🤖 AI Summary
Existing adaptive optimizers (e.g., Adam) suffer from parameter update oscillations near stability boundaries, leading to slow convergence. To address this, we propose VRAdam—a novel optimizer that introduces, for the first time in deep learning, fourth-order kinetic regularization derived from velocity-based physical systems, enabling velocity-aware adaptive learning rate decay. VRAdam jointly incorporates per-parameter adaptive scaling, dynamic learning rate scheduling, and velocity regularization, ensuring broad compatibility across diverse architectures—including CNNs, Transformers, and GFlowNets.
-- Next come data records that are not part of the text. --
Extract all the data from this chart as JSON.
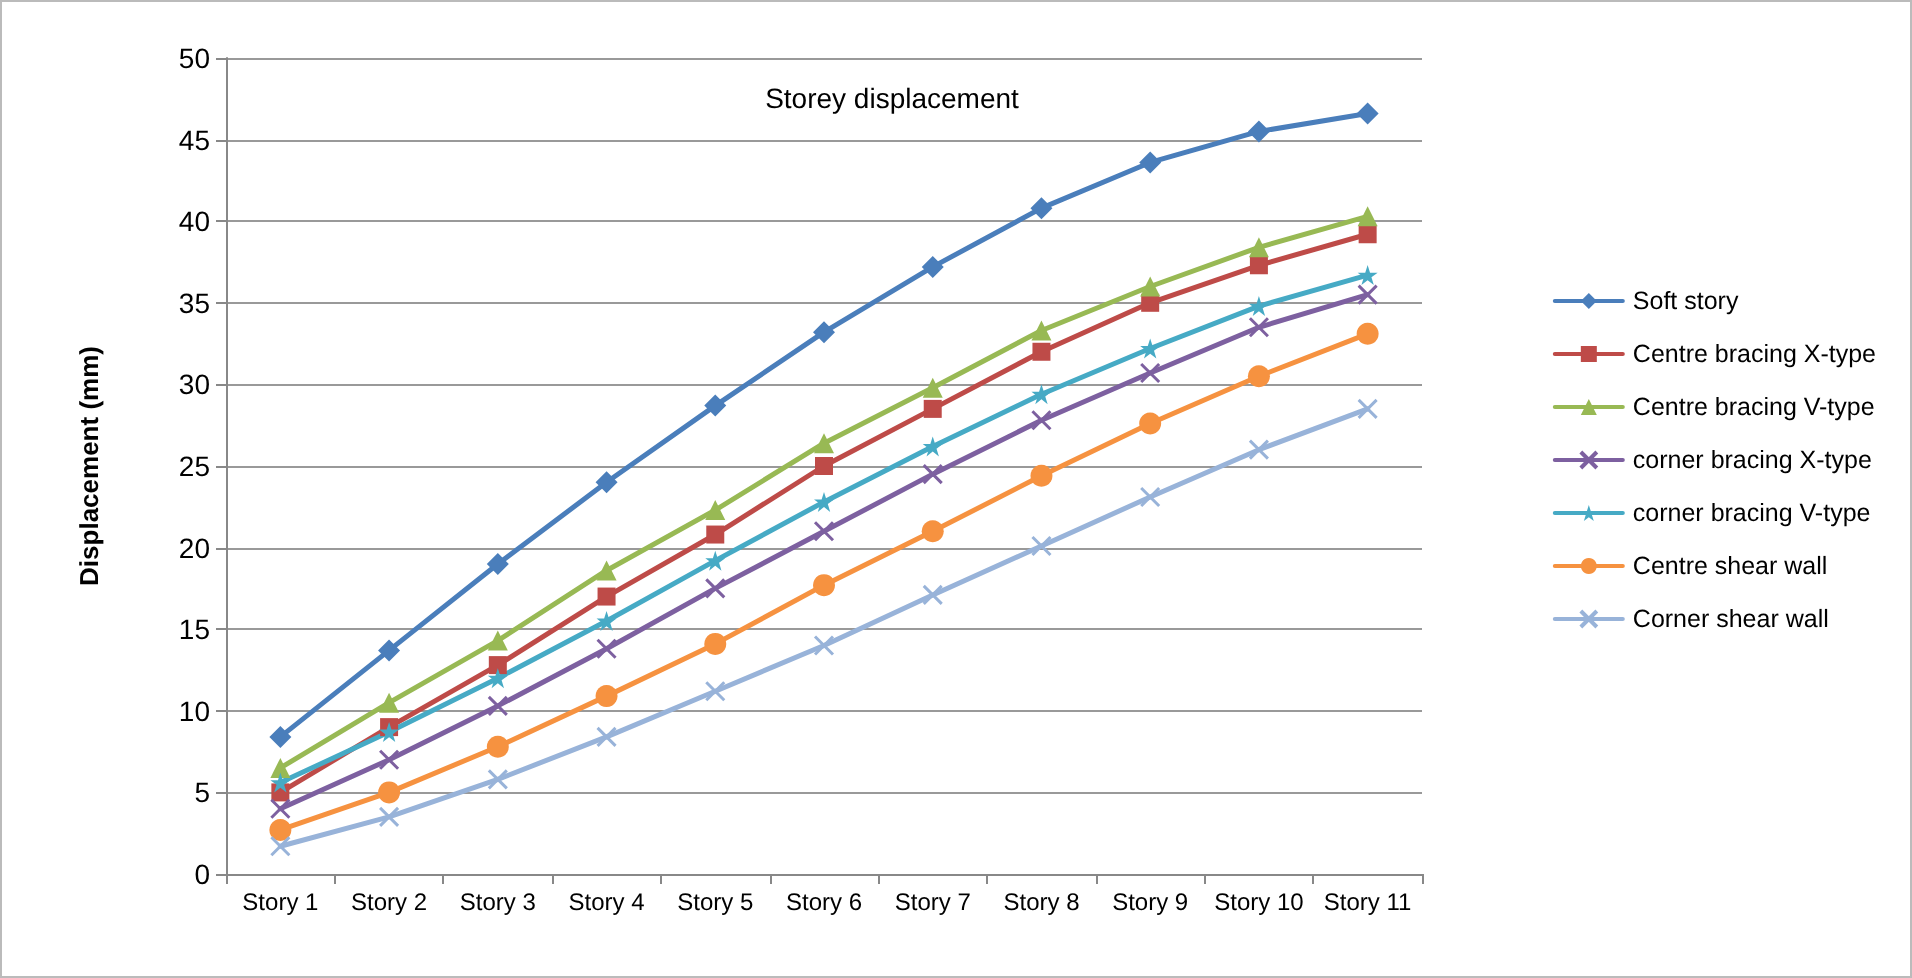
{
  "chart_data": {
    "type": "line",
    "title": "Storey displacement",
    "ylabel": "Displacement (mm)",
    "categories": [
      "Story 1",
      "Story 2",
      "Story 3",
      "Story 4",
      "Story 5",
      "Story 6",
      "Story 7",
      "Story 8",
      "Story 9",
      "Story 10",
      "Story 11"
    ],
    "series": [
      {
        "name": "Soft story",
        "color": "#4a7ebb",
        "marker": "diamond",
        "values": [
          8.4,
          13.7,
          19,
          24,
          28.7,
          33.2,
          37.2,
          40.8,
          43.6,
          45.5,
          46.6
        ]
      },
      {
        "name": "Centre bracing X-type",
        "color": "#be4b48",
        "marker": "square",
        "values": [
          5,
          9,
          12.8,
          17,
          20.8,
          25,
          28.5,
          32,
          35,
          37.3,
          39.2
        ]
      },
      {
        "name": "Centre bracing V-type",
        "color": "#98b954",
        "marker": "triangle",
        "values": [
          6.5,
          10.5,
          14.3,
          18.6,
          22.3,
          26.4,
          29.8,
          33.3,
          36,
          38.4,
          40.3
        ]
      },
      {
        "name": "corner bracing X-type",
        "color": "#7d60a0",
        "marker": "cross",
        "values": [
          4,
          7,
          10.3,
          13.8,
          17.5,
          21,
          24.5,
          27.8,
          30.7,
          33.5,
          35.5
        ]
      },
      {
        "name": "corner bracing V-type",
        "color": "#46aac5",
        "marker": "star",
        "values": [
          5.6,
          8.7,
          12,
          15.5,
          19.2,
          22.8,
          26.2,
          29.4,
          32.2,
          34.8,
          36.7
        ]
      },
      {
        "name": "Centre shear wall",
        "color": "#f69240",
        "marker": "circle",
        "values": [
          2.7,
          5,
          7.8,
          10.9,
          14.1,
          17.7,
          21,
          24.4,
          27.6,
          30.5,
          33.1
        ]
      },
      {
        "name": "Corner shear wall",
        "color": "#98b3d9",
        "marker": "cross",
        "values": [
          1.7,
          3.5,
          5.8,
          8.4,
          11.2,
          14,
          17.1,
          20.1,
          23.1,
          26,
          28.5
        ]
      }
    ],
    "ylim": [
      0,
      50
    ],
    "yticks": [
      0,
      5,
      10,
      15,
      20,
      25,
      30,
      35,
      40,
      45,
      50
    ],
    "grid": "y",
    "legend": "right",
    "line_style": "solid"
  }
}
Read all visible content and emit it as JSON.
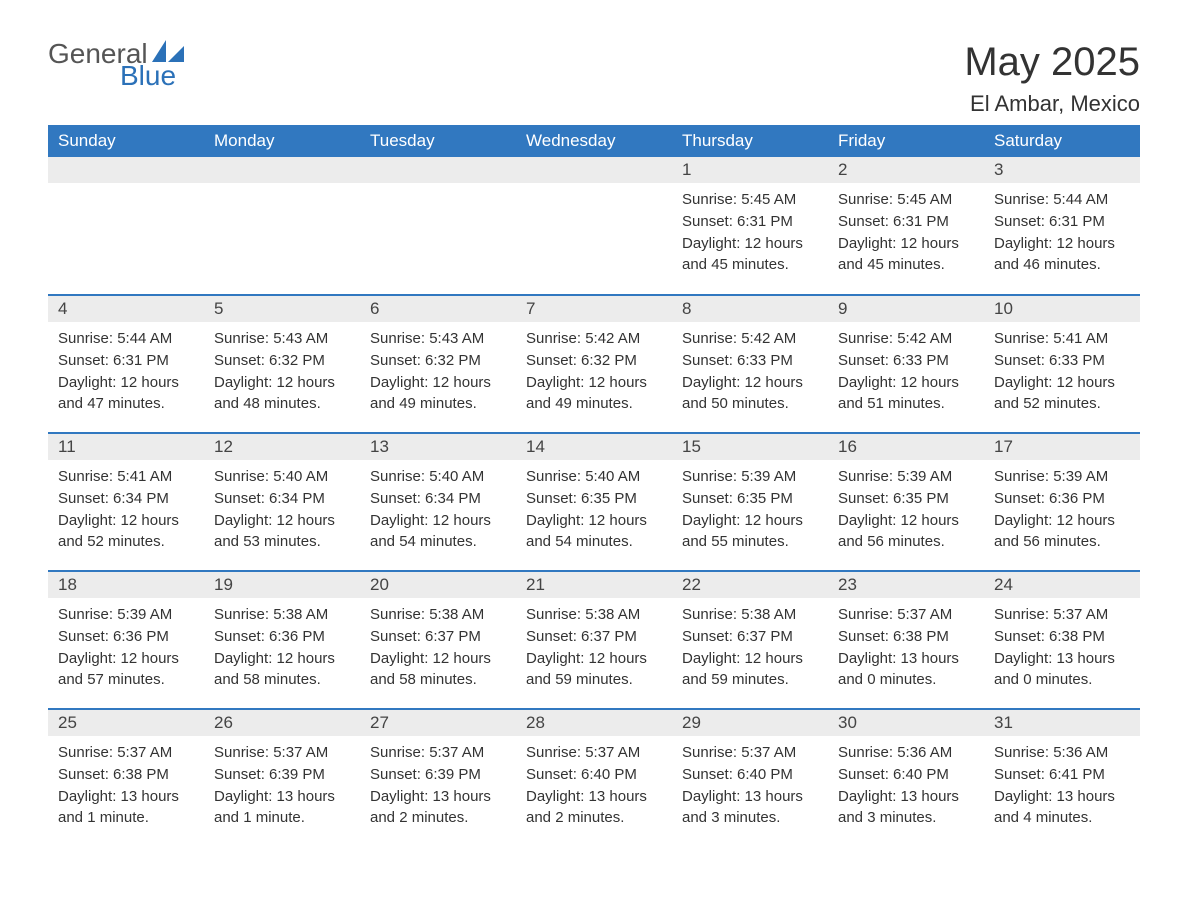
{
  "logo": {
    "text_general": "General",
    "text_blue": "Blue",
    "sail_color": "#2b71b8"
  },
  "header": {
    "month_title": "May 2025",
    "location": "El Ambar, Mexico",
    "title_fontsize": 40,
    "location_fontsize": 22
  },
  "style": {
    "header_bg": "#3178c0",
    "header_text": "#ffffff",
    "daynum_bg": "#ececec",
    "daynum_text": "#444444",
    "body_text": "#333333",
    "row_border": "#3178c0",
    "page_bg": "#ffffff",
    "body_fontsize": 15,
    "weekday_fontsize": 17
  },
  "calendar": {
    "weekdays": [
      "Sunday",
      "Monday",
      "Tuesday",
      "Wednesday",
      "Thursday",
      "Friday",
      "Saturday"
    ],
    "weeks": [
      [
        null,
        null,
        null,
        null,
        {
          "n": "1",
          "sunrise": "Sunrise: 5:45 AM",
          "sunset": "Sunset: 6:31 PM",
          "daylight": "Daylight: 12 hours and 45 minutes."
        },
        {
          "n": "2",
          "sunrise": "Sunrise: 5:45 AM",
          "sunset": "Sunset: 6:31 PM",
          "daylight": "Daylight: 12 hours and 45 minutes."
        },
        {
          "n": "3",
          "sunrise": "Sunrise: 5:44 AM",
          "sunset": "Sunset: 6:31 PM",
          "daylight": "Daylight: 12 hours and 46 minutes."
        }
      ],
      [
        {
          "n": "4",
          "sunrise": "Sunrise: 5:44 AM",
          "sunset": "Sunset: 6:31 PM",
          "daylight": "Daylight: 12 hours and 47 minutes."
        },
        {
          "n": "5",
          "sunrise": "Sunrise: 5:43 AM",
          "sunset": "Sunset: 6:32 PM",
          "daylight": "Daylight: 12 hours and 48 minutes."
        },
        {
          "n": "6",
          "sunrise": "Sunrise: 5:43 AM",
          "sunset": "Sunset: 6:32 PM",
          "daylight": "Daylight: 12 hours and 49 minutes."
        },
        {
          "n": "7",
          "sunrise": "Sunrise: 5:42 AM",
          "sunset": "Sunset: 6:32 PM",
          "daylight": "Daylight: 12 hours and 49 minutes."
        },
        {
          "n": "8",
          "sunrise": "Sunrise: 5:42 AM",
          "sunset": "Sunset: 6:33 PM",
          "daylight": "Daylight: 12 hours and 50 minutes."
        },
        {
          "n": "9",
          "sunrise": "Sunrise: 5:42 AM",
          "sunset": "Sunset: 6:33 PM",
          "daylight": "Daylight: 12 hours and 51 minutes."
        },
        {
          "n": "10",
          "sunrise": "Sunrise: 5:41 AM",
          "sunset": "Sunset: 6:33 PM",
          "daylight": "Daylight: 12 hours and 52 minutes."
        }
      ],
      [
        {
          "n": "11",
          "sunrise": "Sunrise: 5:41 AM",
          "sunset": "Sunset: 6:34 PM",
          "daylight": "Daylight: 12 hours and 52 minutes."
        },
        {
          "n": "12",
          "sunrise": "Sunrise: 5:40 AM",
          "sunset": "Sunset: 6:34 PM",
          "daylight": "Daylight: 12 hours and 53 minutes."
        },
        {
          "n": "13",
          "sunrise": "Sunrise: 5:40 AM",
          "sunset": "Sunset: 6:34 PM",
          "daylight": "Daylight: 12 hours and 54 minutes."
        },
        {
          "n": "14",
          "sunrise": "Sunrise: 5:40 AM",
          "sunset": "Sunset: 6:35 PM",
          "daylight": "Daylight: 12 hours and 54 minutes."
        },
        {
          "n": "15",
          "sunrise": "Sunrise: 5:39 AM",
          "sunset": "Sunset: 6:35 PM",
          "daylight": "Daylight: 12 hours and 55 minutes."
        },
        {
          "n": "16",
          "sunrise": "Sunrise: 5:39 AM",
          "sunset": "Sunset: 6:35 PM",
          "daylight": "Daylight: 12 hours and 56 minutes."
        },
        {
          "n": "17",
          "sunrise": "Sunrise: 5:39 AM",
          "sunset": "Sunset: 6:36 PM",
          "daylight": "Daylight: 12 hours and 56 minutes."
        }
      ],
      [
        {
          "n": "18",
          "sunrise": "Sunrise: 5:39 AM",
          "sunset": "Sunset: 6:36 PM",
          "daylight": "Daylight: 12 hours and 57 minutes."
        },
        {
          "n": "19",
          "sunrise": "Sunrise: 5:38 AM",
          "sunset": "Sunset: 6:36 PM",
          "daylight": "Daylight: 12 hours and 58 minutes."
        },
        {
          "n": "20",
          "sunrise": "Sunrise: 5:38 AM",
          "sunset": "Sunset: 6:37 PM",
          "daylight": "Daylight: 12 hours and 58 minutes."
        },
        {
          "n": "21",
          "sunrise": "Sunrise: 5:38 AM",
          "sunset": "Sunset: 6:37 PM",
          "daylight": "Daylight: 12 hours and 59 minutes."
        },
        {
          "n": "22",
          "sunrise": "Sunrise: 5:38 AM",
          "sunset": "Sunset: 6:37 PM",
          "daylight": "Daylight: 12 hours and 59 minutes."
        },
        {
          "n": "23",
          "sunrise": "Sunrise: 5:37 AM",
          "sunset": "Sunset: 6:38 PM",
          "daylight": "Daylight: 13 hours and 0 minutes."
        },
        {
          "n": "24",
          "sunrise": "Sunrise: 5:37 AM",
          "sunset": "Sunset: 6:38 PM",
          "daylight": "Daylight: 13 hours and 0 minutes."
        }
      ],
      [
        {
          "n": "25",
          "sunrise": "Sunrise: 5:37 AM",
          "sunset": "Sunset: 6:38 PM",
          "daylight": "Daylight: 13 hours and 1 minute."
        },
        {
          "n": "26",
          "sunrise": "Sunrise: 5:37 AM",
          "sunset": "Sunset: 6:39 PM",
          "daylight": "Daylight: 13 hours and 1 minute."
        },
        {
          "n": "27",
          "sunrise": "Sunrise: 5:37 AM",
          "sunset": "Sunset: 6:39 PM",
          "daylight": "Daylight: 13 hours and 2 minutes."
        },
        {
          "n": "28",
          "sunrise": "Sunrise: 5:37 AM",
          "sunset": "Sunset: 6:40 PM",
          "daylight": "Daylight: 13 hours and 2 minutes."
        },
        {
          "n": "29",
          "sunrise": "Sunrise: 5:37 AM",
          "sunset": "Sunset: 6:40 PM",
          "daylight": "Daylight: 13 hours and 3 minutes."
        },
        {
          "n": "30",
          "sunrise": "Sunrise: 5:36 AM",
          "sunset": "Sunset: 6:40 PM",
          "daylight": "Daylight: 13 hours and 3 minutes."
        },
        {
          "n": "31",
          "sunrise": "Sunrise: 5:36 AM",
          "sunset": "Sunset: 6:41 PM",
          "daylight": "Daylight: 13 hours and 4 minutes."
        }
      ]
    ]
  }
}
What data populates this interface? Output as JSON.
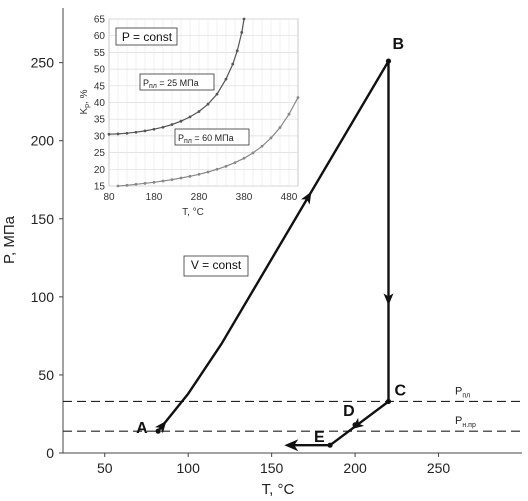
{
  "chart_data": [
    {
      "type": "line",
      "xlabel": "T, °C",
      "ylabel": "P, МПа",
      "xlim": [
        25,
        300
      ],
      "ylim": [
        0,
        285
      ],
      "x_ticks": [
        50,
        100,
        150,
        200,
        250
      ],
      "y_ticks": [
        0,
        50,
        100,
        150,
        200,
        250
      ],
      "grid": false,
      "annotation": "V = const",
      "points": [
        {
          "label": "A",
          "x": 82,
          "y": 14
        },
        {
          "label": "B",
          "x": 220,
          "y": 251
        },
        {
          "label": "C",
          "x": 220,
          "y": 33
        },
        {
          "label": "D",
          "x": 200,
          "y": 18
        },
        {
          "label": "E",
          "x": 185,
          "y": 5
        }
      ],
      "path": [
        {
          "x": 82,
          "y": 14
        },
        {
          "x": 100,
          "y": 38
        },
        {
          "x": 120,
          "y": 70
        },
        {
          "x": 220,
          "y": 251
        },
        {
          "x": 220,
          "y": 33
        },
        {
          "x": 185,
          "y": 5
        },
        {
          "x": 160,
          "y": 5
        }
      ],
      "reference_lines": [
        {
          "name_main": "P",
          "name_sub": "пл",
          "y": 33
        },
        {
          "name_main": "P",
          "name_sub": "н.пр",
          "y": 14
        }
      ]
    },
    {
      "type": "line",
      "title": "P = const",
      "xlabel": "T, °C",
      "ylabel_main": "K",
      "ylabel_sub": "р",
      "ylabel_unit": ", %",
      "xlim": [
        80,
        500
      ],
      "ylim": [
        15,
        65
      ],
      "x_ticks": [
        80,
        180,
        280,
        380,
        480
      ],
      "y_ticks": [
        15,
        20,
        25,
        30,
        35,
        40,
        45,
        50,
        55,
        60,
        65
      ],
      "grid": true,
      "series": [
        {
          "name_main": "P",
          "name_sub": "пл",
          "name_value": " = 25 МПа",
          "x": [
            80,
            100,
            120,
            140,
            160,
            180,
            200,
            220,
            240,
            260,
            280,
            300,
            320,
            340,
            355,
            365,
            375,
            380
          ],
          "y": [
            30.5,
            30.6,
            30.8,
            31.1,
            31.5,
            32.0,
            32.6,
            33.4,
            34.4,
            35.7,
            37.3,
            39.5,
            42.5,
            47.0,
            51.5,
            55.5,
            61.0,
            65.0
          ]
        },
        {
          "name_main": "P",
          "name_sub": "пл",
          "name_value": " = 60 МПа",
          "x": [
            100,
            120,
            140,
            160,
            180,
            200,
            220,
            240,
            260,
            280,
            300,
            320,
            340,
            360,
            380,
            400,
            420,
            440,
            460,
            480,
            500
          ],
          "y": [
            15.0,
            15.2,
            15.5,
            15.8,
            16.1,
            16.5,
            16.9,
            17.4,
            17.9,
            18.5,
            19.2,
            20.0,
            20.9,
            22.0,
            23.3,
            24.9,
            26.9,
            29.4,
            32.5,
            36.5,
            41.5
          ]
        }
      ]
    }
  ]
}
Extensive experiments demonstrate that VRAdam consistently outperforms AdamW across image classification, language modeling, and image generation tasks: it achieves faster convergence, superior generalization, and stable training with significantly larger base learning rates—effectively overcoming the oscillation bottleneck inherent to adaptive optimizers operating near marginal stability.
📝 Abstract
We introduce Velocity-Regularized Adam (VRAdam), a physics-inspired optimizer for training deep neural networks that draws on ideas from quartic terms for kinetic energy with its stabilizing effects on various system dynamics. Previous algorithms, including the ubiquitous Adam, operate at the so called adaptive edge of stability regime during training leading to rapid oscillations and slowed convergence of loss. However, VRAdam adds a higher order penalty on the learning rate based on the velocity such that the algorithm automatically slows down whenever weight updates become large. In practice, we observe that the effective dynamic learning rate shrinks in high-velocity regimes, damping oscillations and allowing for a more aggressive base step size when necessary without divergence. By combining this velocity-based regularizer for global damping with per-parameter scaling of Adam to create a hybrid optimizer, we demonstrate that VRAdam consistently exceeds the performance against standard optimizers including AdamW. We benchmark various tasks such as image classification, language modeling, image generation and generative modeling using diverse architectures and training methodologies including Convolutional Neural Networks (CNNs), Transformers, and GFlowNets.